Born in Houston, Texas on August 19th, 1940, Johnny Nash honed his vocal skills singing in his Baptist church's choir and by 13 was a regular on the local television series Matinee, performing covers of current R&B hits. In 1956, he was discovered by Arthur Godfrey, appearing on his radio and TV broadcasts for the next seven years. Nash signed to ABC-Paramount to release his 1957 debut single "A Teenager Sings The Blues", scoring his first chart hit early the following year with a rendition of Doris Day's "A Very Special Love", which climbed to #23. In late 1958 he also teamed with Paul Anka and George Hamilton IV for the inspirational "The Teen Commandments", a #29 hit on the Billboard Pop chart. ABC Records tried to market the young singer as another Johnny Mathis, which did little to enhance his career.

Disillusioned with the label, Johnny concentrated on a career in films and in 1958, starred in Take A Giant Step, and in 1960 he appeared alongside Dennis Hopper in Key Witness, which was critically acclaimed in Europe. Returning to the recording studio, he persevered with middle-of-the-road material, but was unable to generate a hit.

Nash returned to prominence in 1965 when the ballad "Let's Move and Groove Together" reached the R&B Top Five. More importantly, the record became a major hit in Jamaica, where he toured in 1967 on a promotional tour. During a return trip, he booked some studio time at Federal Studios where he was accompanied by Byron Lee And The Dragonaires. The sessions produced "Hold Me Tight", a song that became an international hit, achieving Top 5 success in the UK as well as making a return to the Jamaican chart. The record also did well on the Hot 100, where it topped out at #5 during a twelve week run in the Top 40. Next came "You Got Soul", which stalled at #90 in late 1968 before a Reggae rendition of Sam Cooke's "Cupid", reached #39 in 1970.

In mid-1972, Nash wrote and recorded a song which would prove to be his greatest commercial success, "I Can See Clearly Now". The record entered the Billboard Top 40 in November and shot to #1, staying on the chart for an amazing fourteen weeks.
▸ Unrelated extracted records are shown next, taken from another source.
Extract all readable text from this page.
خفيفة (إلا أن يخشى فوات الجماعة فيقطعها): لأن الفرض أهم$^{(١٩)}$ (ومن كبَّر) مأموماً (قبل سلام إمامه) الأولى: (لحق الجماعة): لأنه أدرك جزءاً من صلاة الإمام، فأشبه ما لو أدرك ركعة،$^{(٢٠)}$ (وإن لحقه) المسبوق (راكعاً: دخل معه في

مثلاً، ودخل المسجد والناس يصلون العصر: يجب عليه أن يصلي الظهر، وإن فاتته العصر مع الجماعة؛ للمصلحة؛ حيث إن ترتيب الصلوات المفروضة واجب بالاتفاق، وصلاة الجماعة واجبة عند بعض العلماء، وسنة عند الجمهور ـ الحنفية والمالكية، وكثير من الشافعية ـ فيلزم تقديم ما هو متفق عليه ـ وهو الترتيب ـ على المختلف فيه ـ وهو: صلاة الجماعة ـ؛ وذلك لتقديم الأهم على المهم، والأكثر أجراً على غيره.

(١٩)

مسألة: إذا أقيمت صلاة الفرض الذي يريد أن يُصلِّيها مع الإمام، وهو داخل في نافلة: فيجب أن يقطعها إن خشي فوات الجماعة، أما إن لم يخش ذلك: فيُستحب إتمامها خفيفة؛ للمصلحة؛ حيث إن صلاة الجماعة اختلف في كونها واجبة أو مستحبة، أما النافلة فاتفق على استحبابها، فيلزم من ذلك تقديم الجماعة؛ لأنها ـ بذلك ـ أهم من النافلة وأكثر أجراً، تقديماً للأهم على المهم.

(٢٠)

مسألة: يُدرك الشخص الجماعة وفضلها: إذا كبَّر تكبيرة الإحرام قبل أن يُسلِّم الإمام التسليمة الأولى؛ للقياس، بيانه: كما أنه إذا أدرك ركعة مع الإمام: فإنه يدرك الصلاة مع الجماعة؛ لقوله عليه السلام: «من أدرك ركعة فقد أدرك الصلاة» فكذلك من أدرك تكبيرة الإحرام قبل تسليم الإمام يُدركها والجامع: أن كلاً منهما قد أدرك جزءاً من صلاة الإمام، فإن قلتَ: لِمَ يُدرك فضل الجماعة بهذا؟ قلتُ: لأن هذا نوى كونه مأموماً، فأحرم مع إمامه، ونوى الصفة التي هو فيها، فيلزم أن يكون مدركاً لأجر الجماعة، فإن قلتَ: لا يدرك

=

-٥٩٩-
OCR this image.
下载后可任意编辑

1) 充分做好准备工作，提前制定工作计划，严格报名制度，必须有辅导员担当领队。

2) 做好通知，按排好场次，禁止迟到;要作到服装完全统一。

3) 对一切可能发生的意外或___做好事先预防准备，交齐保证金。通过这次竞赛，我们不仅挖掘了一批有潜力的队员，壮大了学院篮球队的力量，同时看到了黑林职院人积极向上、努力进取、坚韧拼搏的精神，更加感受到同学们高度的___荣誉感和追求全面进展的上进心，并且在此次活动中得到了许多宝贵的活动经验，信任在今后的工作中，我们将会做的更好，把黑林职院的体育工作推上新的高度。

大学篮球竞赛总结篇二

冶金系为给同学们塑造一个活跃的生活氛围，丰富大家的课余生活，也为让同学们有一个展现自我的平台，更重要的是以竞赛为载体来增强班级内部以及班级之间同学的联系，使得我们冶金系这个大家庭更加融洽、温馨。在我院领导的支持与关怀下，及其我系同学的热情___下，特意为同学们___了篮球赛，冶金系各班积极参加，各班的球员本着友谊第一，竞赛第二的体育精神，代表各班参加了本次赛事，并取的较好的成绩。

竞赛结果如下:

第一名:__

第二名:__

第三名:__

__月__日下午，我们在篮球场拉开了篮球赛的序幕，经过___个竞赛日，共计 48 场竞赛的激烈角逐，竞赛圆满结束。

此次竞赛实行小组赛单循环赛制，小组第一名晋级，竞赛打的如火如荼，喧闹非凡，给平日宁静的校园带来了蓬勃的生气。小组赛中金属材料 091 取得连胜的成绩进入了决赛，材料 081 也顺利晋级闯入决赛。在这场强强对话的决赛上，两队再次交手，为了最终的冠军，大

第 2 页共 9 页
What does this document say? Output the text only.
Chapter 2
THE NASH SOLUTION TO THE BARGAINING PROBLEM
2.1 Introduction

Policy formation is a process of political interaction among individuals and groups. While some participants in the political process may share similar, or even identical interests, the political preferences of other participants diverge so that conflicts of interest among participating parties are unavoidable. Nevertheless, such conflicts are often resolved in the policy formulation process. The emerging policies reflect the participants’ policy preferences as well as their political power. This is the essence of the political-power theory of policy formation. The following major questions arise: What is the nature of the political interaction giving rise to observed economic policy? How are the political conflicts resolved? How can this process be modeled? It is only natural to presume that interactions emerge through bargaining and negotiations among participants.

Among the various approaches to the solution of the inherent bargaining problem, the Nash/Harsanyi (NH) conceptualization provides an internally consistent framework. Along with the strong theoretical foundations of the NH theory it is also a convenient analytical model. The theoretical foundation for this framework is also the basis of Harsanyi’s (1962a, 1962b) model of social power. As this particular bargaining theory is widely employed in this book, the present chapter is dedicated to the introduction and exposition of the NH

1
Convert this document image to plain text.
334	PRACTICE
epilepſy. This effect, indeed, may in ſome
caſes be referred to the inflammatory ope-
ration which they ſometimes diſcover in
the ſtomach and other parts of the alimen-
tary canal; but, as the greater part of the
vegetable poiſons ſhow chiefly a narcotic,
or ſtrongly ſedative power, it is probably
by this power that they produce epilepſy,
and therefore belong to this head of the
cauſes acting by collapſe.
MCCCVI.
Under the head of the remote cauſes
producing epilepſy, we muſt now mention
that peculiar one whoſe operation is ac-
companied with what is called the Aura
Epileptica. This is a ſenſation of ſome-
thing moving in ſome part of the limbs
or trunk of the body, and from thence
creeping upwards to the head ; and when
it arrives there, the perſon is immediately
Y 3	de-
Early in 1973, he recorded the Bob Marley tune, "Stir It Up", which proved to be his last big hit when it rose to #12 in America and #13 in the UK. The song was successfully covered by Jimmy Cliff in 1994 for the film Cool Runnings.

Other minor hits on the Billboard Pop chart followed, including "My Merry-Go-Round", (#77 in 1973), "Ooh What A Feeling" (#103 in 1973), "Loving You" (#91 in 1974) and "You Can't Go Halfway" (#105 in 1974), but the further he drifted from Reggae, the less successful he was. From there, none of his single releases, except "What A Wonderful World" (#103 in 1977) even touched the American charts. He gradually retired from performing, choosing to devote more energy to films and his West Indian recording complex. After a cover version of "Let's Go Dancing" was released in 1979, Johnny seemed to drop out of sight with the exception of a brief resurgence in 1986 with the album "Here Again", which was preceded by the minor UK hit, "Rock Me Baby". It wasn't until May, 2006 that he returned to SugarHill Recording Studios and Tierra Studios in his native Houston, where he worked on transferring analog tapes of his work from the '70s and '80s to digital format.

Though by no means an artistic innovator on par with contemporaries such as Bob Marley or Jimmy Cliff, Johnny Nash nevertheless proved a pivotal force behind the mainstream acceptance of Reggae music.